Peter Vorderwestner, Jakob Egger, Franz Manzinger und Andreas Klein (von links) am Ziel in Santiago. © Manzinger

Pleiten, Pech und Pannen: Franz Manzinger, freier Mitarbeiter der Wasserburger Zeitung, war mit Freunden unterwegs von Rechtmehring nach Santiago, um den Jakobsweg zu radeln. Das haben die vier Abenteurer erlebt.

Rechtmehring – Einmal eine richtige Radtour machen, nicht bloß ein paar Tage eingezwickt zwischen zwei Arbeitswochen: Das war der Gedanke von Jakob Egger und Franz Manzinger aus Rechtmehring. Mit 35, also vor über 20 Jahren, beschlossen die beiden deshalb den Jakobsweg zu fahren, wenn sie mit 55 Jahren in den damals angedachten Vorruhestand gehen.

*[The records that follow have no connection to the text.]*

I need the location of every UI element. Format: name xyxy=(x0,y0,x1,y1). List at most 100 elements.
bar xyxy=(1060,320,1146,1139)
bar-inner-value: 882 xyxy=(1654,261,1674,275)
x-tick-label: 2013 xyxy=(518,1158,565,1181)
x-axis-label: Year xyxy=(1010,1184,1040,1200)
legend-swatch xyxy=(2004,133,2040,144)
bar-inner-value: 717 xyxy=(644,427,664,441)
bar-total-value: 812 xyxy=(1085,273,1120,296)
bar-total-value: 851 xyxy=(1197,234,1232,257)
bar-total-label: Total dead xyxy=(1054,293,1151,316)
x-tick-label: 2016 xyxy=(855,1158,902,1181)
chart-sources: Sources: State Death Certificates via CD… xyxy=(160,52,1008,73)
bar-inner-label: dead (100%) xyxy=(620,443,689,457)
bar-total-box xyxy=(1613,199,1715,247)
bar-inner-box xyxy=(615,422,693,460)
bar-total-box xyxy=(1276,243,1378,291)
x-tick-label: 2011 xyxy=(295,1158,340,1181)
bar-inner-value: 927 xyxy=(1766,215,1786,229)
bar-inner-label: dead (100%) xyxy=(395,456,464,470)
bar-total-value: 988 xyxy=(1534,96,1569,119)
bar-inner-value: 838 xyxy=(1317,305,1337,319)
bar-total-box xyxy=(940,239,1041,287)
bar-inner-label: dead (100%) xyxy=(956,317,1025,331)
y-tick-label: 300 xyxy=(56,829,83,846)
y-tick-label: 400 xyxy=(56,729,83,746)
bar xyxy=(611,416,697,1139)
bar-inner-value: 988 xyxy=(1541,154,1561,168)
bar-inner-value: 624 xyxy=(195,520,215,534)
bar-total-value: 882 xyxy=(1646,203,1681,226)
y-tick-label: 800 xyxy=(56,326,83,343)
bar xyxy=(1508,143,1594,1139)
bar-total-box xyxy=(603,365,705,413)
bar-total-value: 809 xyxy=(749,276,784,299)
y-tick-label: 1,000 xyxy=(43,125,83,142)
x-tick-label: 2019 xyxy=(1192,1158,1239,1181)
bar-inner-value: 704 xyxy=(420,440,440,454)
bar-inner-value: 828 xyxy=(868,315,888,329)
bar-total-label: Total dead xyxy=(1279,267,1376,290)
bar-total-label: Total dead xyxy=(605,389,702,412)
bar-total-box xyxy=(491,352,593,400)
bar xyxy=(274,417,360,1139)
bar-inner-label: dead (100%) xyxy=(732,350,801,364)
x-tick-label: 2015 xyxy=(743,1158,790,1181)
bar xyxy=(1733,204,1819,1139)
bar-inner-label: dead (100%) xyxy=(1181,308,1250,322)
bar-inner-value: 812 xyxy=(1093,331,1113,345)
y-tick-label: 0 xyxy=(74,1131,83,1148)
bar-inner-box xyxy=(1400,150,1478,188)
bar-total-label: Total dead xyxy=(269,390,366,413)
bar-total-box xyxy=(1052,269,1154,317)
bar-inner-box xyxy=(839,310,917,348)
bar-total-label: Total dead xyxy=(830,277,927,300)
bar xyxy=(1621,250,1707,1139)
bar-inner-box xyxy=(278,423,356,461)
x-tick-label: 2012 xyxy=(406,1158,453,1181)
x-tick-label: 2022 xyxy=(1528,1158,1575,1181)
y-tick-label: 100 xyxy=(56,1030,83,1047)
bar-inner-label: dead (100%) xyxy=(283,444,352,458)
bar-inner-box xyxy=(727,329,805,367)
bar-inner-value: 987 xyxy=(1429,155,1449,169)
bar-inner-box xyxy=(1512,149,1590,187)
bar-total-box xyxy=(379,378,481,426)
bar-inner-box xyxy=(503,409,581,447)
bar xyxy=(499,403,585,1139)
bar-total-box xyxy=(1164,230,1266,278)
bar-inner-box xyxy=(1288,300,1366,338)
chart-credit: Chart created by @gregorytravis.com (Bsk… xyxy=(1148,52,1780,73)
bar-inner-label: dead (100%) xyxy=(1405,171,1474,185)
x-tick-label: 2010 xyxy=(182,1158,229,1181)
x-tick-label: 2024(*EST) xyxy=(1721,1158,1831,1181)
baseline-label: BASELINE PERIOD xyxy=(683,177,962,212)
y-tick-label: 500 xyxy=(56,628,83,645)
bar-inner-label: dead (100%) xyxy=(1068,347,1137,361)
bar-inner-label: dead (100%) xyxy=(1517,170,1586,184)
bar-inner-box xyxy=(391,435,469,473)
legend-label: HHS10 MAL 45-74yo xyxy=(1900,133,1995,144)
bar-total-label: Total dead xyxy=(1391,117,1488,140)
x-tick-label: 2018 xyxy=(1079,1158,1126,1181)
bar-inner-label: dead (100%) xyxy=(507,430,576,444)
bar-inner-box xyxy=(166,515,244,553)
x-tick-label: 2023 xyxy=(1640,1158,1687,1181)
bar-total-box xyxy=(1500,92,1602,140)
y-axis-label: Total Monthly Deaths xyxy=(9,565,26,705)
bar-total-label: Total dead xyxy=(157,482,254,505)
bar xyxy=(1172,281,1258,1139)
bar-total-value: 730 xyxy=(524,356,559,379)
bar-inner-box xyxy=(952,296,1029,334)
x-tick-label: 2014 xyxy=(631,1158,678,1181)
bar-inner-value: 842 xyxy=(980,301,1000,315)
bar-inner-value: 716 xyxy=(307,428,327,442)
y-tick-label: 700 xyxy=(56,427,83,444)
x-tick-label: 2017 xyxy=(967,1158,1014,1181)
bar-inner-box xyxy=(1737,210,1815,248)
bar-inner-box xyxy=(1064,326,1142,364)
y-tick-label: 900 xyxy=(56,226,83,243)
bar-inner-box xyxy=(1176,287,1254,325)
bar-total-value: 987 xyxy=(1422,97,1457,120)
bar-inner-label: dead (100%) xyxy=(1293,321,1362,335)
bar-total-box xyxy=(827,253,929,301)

Zwei Jahre musste das Abenteuer wegen Corona verschoben werden. Mitte August ging es 2022 dann endlich los, obwohl es zum Ruhestand noch eine Weile hin ist.

In 29 Tagen geschafft

Zu viert radelten sie los: Jakob Egger, Franz Manzinger, Peter Vorderwestner, ebenfalls aus Rechtmehring, und Andreas Klein aus Ramsau. „Zuletzt haben wir so richtig darauf hingefiebert“, erzählen sie rückblickend. Freilich waren einige Vorbereitungstreffen nötig, um Ausrüstung und Grobplanung zu besprechen. Eine Fahrt zur Ostsee unternahmen sie zu dritt, „da konnten wir uns schon daran gewöhnen. Und natürlich hat jeder vorher mehr oder weniger viel trainiert.“ „Auf keinen Fall will ich Stress haben“ war fast die Bedingung von Franz Manzinger. „Wir haben welche getroffen, die vorab schon den Rückflug gebucht hatten, weil sie mit vier Wochen Urlaub auskommen mussten. Kommt für mich nicht in Frage“. So planten sie insgesamt sechs Wochen Zeit ein, geschafft haben sie die 2600 Kilometer und 22.000 Höhemeter dann in 29 Tagen.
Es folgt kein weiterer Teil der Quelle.